Okoye, who earned two Pro Bowl appearances while with the Chiefs (from 1987 to 1992), will be a featured guest at the All-Star Lowsman Banquet at the Newport Beach Marriott Hotel & Spa Wednesday at 6 p.m.
Succop will be presented with the Lowsman Trophy at the banquet. This trophy doesn’t have a figurine player straight-arming the opposition. It has a player fumbling the ball.
Okoye is all for the concept. He likes it.
“It’s a good idea,” Okoye said of Irrelevant Week. “It makes the last guy feel like he’s important. And this is great, especially because he’s playing for the Chiefs. I guess maybe we needed a kicker.
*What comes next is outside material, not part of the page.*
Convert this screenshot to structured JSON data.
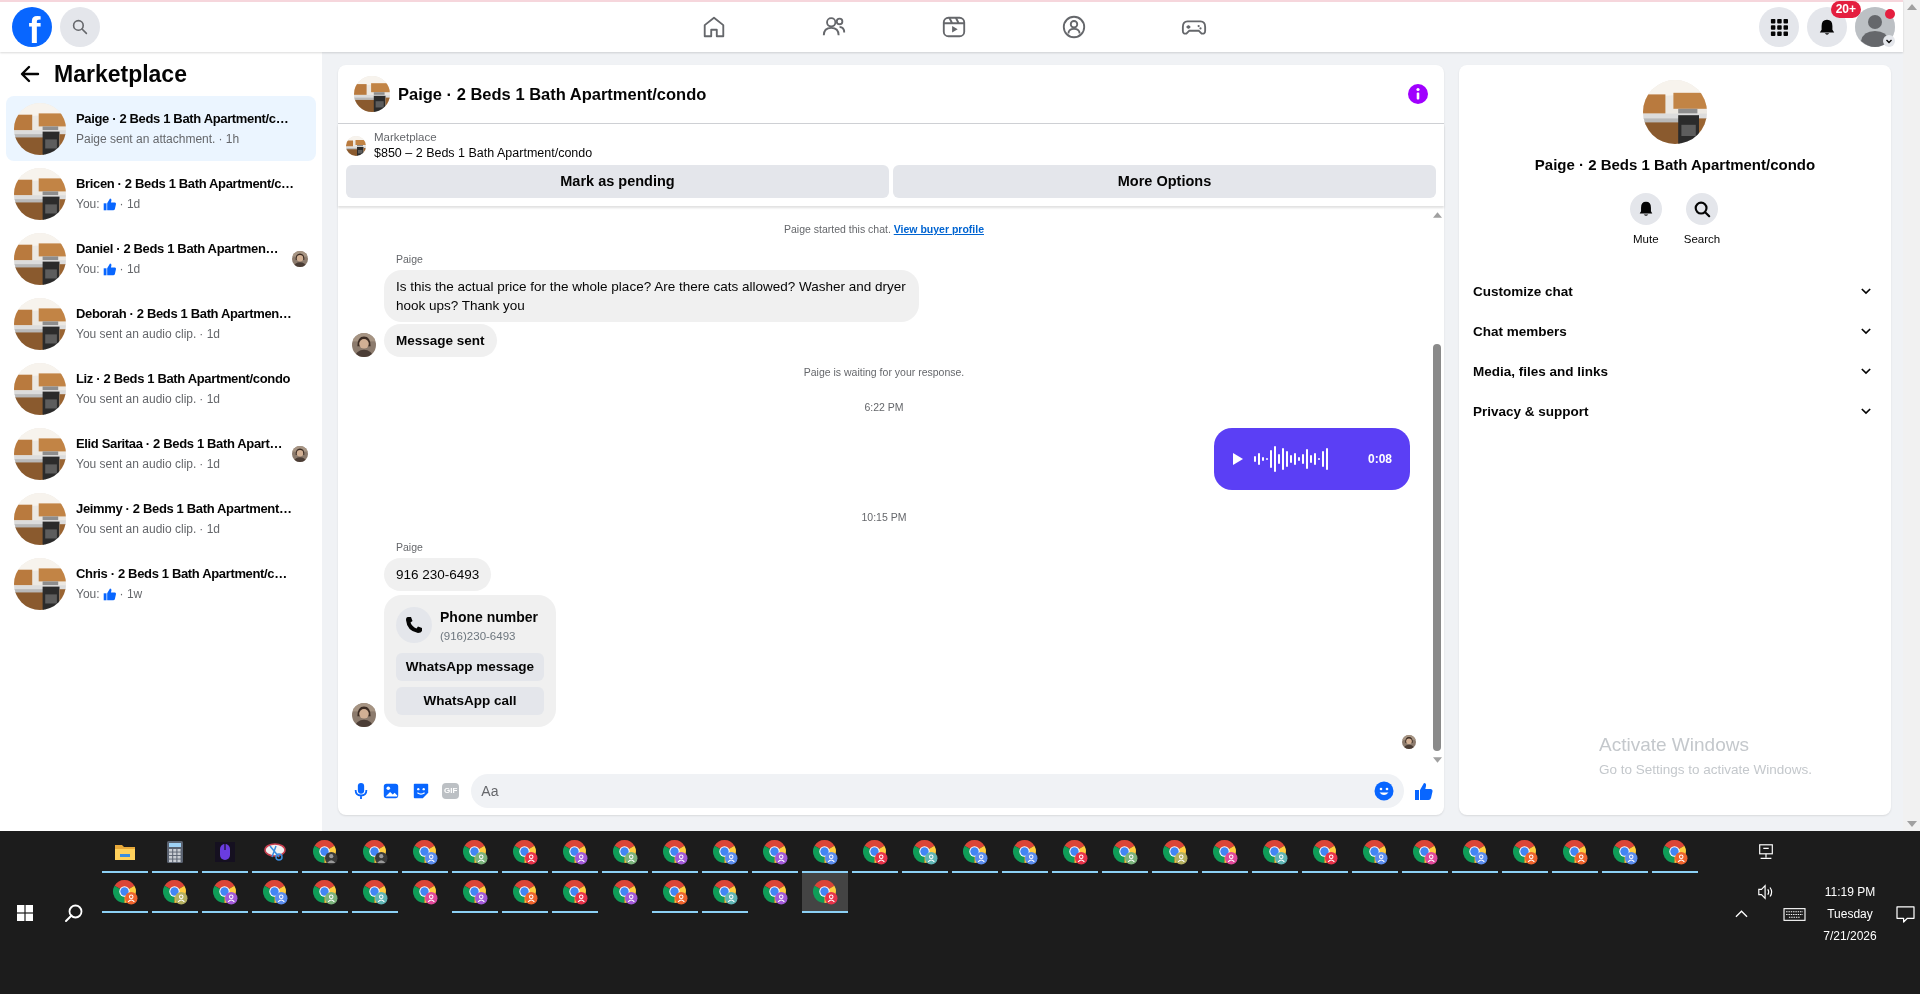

If you’re a kicker and you get drafted, it must be a big deal because kickers usually don’t get drafted. They usually get picked up on waivers.”
Okoye was certainly a big deal in his playing days. He was a fullback with a unique blend of size, speed and strength. That helped him win the NFL rushing title in 1989 with 1,480 yards to go with 12 touchdowns.
He was so highly regarded that he was eventually named to the Chiefs Hall of Fame in 2000. That was a time to reflect upon from where he had come.
Relating to the Mr. Irrelevant concept is easy for Okoye. He’s experienced his own rags-to-riches story. He began as an underdog, rising from humble beginnings.
In Nigeria, he grew up in poor conditions, dreaming of fame and fortune. His athleticism paved a way to America. He came to the U.S. in 1982 to compete in track and field at Azusa Pacific University.
Later, he realized he could build a career in football. He became a nightmare for defenses, anyone who got in his way. But now, life after football, Okoye is the opposite.